Uno de los lugares que me atrae mucho, inclusive antes de haber tenido la oportunidad de visitarlo, es Alaska. Además de la enorme diversidad de fauna, con especies acuáticas y terrestres, mamíferos, aves y peces, además de interminables paisajes y la cultura que distingue a un destacado número de comunidades, la cuales otorgan un alto valor y respeto a la naturaleza y comprenden la importancia de mantener un sano equilibrio entre sus necesidades de supervivencia con todo su entorno, que se da en un ambiente de clima y condiciones extremos.
Para muchos por fortuna, cazar no es un acto de barbarie, sino una necesidad donde la gratitud es fundamental, tanto como la selección específica de los ejemplares objeto de la misma, ya que lo hacen exclusivamente con fines de alimentarse, al tiempo de cuidar hembras y crias para garantizar el suministro en el futuro para sus descendientes y los de la propia especie. Particularmente donde el frío es extremo y el clima impide realizar las tareas cotidianas, es indispensable que la gente realice durante unos pocos meses, como lo han hecho sus ancestros durante siglos, actividades agrícolas y de caza y pesca, para luego preparar el alimento y conservarlo para el suministro en los días de un largo invierno, donde no hay manera siquiera de aventurarse sin el riesgo de perder la vida.

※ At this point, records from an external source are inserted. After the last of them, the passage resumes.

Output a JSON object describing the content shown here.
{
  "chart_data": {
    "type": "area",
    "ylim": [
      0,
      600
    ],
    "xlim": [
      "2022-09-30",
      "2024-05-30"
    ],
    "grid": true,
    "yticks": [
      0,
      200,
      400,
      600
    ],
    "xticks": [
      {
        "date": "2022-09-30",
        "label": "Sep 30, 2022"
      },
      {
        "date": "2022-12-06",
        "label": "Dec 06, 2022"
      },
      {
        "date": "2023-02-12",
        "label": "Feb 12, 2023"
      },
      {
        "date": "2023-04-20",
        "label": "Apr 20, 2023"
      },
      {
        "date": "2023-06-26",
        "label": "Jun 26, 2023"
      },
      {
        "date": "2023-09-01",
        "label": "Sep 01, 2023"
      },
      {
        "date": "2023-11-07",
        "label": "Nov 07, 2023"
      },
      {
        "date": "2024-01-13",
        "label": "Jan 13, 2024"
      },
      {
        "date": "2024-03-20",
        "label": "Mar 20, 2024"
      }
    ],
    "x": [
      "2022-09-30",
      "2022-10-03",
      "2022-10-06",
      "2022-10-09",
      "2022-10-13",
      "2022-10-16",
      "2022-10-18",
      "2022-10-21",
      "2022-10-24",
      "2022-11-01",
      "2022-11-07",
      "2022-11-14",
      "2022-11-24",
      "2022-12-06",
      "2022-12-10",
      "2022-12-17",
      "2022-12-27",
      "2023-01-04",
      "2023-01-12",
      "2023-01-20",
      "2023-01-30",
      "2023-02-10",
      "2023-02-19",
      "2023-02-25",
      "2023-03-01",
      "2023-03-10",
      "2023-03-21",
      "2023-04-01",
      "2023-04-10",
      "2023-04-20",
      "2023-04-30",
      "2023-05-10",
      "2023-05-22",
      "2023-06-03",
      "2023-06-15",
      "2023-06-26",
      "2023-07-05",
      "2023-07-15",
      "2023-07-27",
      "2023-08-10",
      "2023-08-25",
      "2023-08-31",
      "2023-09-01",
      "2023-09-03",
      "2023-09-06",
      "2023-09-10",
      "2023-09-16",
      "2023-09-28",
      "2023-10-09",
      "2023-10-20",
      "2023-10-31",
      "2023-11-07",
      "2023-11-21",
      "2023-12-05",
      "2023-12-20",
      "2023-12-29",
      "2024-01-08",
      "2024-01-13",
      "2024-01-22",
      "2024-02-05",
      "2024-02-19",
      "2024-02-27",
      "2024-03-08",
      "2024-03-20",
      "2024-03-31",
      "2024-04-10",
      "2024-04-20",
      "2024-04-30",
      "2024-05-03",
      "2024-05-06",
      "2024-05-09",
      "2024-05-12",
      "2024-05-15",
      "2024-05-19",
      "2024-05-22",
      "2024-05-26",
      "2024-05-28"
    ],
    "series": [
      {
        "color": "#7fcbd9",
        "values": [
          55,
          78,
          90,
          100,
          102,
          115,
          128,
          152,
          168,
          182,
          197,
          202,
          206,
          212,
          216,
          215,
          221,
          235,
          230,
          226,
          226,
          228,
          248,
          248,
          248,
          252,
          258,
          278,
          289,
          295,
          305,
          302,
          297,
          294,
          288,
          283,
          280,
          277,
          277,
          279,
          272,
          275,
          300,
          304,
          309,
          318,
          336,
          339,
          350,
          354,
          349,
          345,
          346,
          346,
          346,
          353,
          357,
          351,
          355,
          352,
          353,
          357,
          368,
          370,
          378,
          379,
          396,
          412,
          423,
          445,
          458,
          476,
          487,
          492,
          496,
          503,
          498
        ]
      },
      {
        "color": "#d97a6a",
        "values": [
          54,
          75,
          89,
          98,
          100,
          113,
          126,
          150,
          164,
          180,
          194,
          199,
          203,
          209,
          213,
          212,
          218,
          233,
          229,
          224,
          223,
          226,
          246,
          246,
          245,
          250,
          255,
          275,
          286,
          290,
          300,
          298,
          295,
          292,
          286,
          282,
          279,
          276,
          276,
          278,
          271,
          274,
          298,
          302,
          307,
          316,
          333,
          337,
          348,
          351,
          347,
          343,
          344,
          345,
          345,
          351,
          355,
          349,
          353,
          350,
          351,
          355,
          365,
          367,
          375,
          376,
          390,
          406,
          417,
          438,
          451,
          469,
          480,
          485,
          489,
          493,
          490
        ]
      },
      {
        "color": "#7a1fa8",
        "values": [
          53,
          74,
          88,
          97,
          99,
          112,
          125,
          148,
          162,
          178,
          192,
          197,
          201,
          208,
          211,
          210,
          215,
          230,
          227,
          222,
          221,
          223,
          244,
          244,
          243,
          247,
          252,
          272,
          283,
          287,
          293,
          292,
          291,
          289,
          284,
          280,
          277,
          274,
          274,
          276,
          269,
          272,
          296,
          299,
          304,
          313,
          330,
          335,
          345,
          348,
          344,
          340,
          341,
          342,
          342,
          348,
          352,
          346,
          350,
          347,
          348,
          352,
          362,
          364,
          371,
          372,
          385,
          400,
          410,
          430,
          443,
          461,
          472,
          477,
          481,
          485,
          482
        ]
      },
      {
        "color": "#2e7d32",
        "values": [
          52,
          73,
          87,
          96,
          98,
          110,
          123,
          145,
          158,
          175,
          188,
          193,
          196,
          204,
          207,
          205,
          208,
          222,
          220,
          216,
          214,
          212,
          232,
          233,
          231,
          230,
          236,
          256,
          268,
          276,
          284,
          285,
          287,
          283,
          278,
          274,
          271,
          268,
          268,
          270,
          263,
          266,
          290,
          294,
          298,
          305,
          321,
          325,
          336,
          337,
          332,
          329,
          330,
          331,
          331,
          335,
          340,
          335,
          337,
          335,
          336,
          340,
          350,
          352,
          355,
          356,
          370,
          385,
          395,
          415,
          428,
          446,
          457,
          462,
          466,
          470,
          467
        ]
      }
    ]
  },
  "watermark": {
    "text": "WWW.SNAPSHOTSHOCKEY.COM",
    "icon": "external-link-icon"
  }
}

La realidad es que son comunidades que han aprendido de los procesos de adaptación a su complejo entorno a través de múltiples generaciones y éstas han sobrevivido y evolucionado favorablemente para crecer en equilibrio por la experiencia y el aprendizaje de sus ancestros, quienes han tenido la precaución de compartirlo donde en muchas ocasiones no hay la posibilidad de cometer dos veces un mismo error. Sin embargo, muchas otras han estado expuestas a otras contingencias como guerras e invasiones, a eventos de desastres naturales o a periodos difíciles que han marcado su historia.
Otro enorme valor que tienen estos grupos, es que saben la importancia de compartir entre las familias y en especial apoyar a quienes por el paso de los años, han perdido la capacidad de cazar y pescar a tal grado, que la primera caza se debe compartir con los ancianos.
Como Alaska, hay muchos lugares donde el invierno es largo y difícil, con más de la mitad del año en condiciones extremas que complican aun más la vida y eso seguramente ha ido forjando a sus habitantes, lo que seguramente los ha convertido en personas más resistentes y más resilientes. Nosotros habitamos un país con condiciones muy distintas, pero con sus propios riesgos y retos que poco tienen que ver con las de otras ubicaciones geográficas. Nos falta aprender más sobre la prioridad del equilibrio y de la cooperación y la manera de conocer y reaccionar ante nuestro entorno, y esto ocurre por que pensamos que las estaciones de nuestra vida serán más amables que extremas.
Por ello resulta interesante aprender de la experiencia de los demás para enriquecer la propia y con ello prepararnos y preparar mejor a los nuestros para hacer frente a un futuro que se convierte en presente cada nuevo día que la vida nos regala para ser también más resistentes y resilientes, en este Querétaro nuevo que deseamos conservar.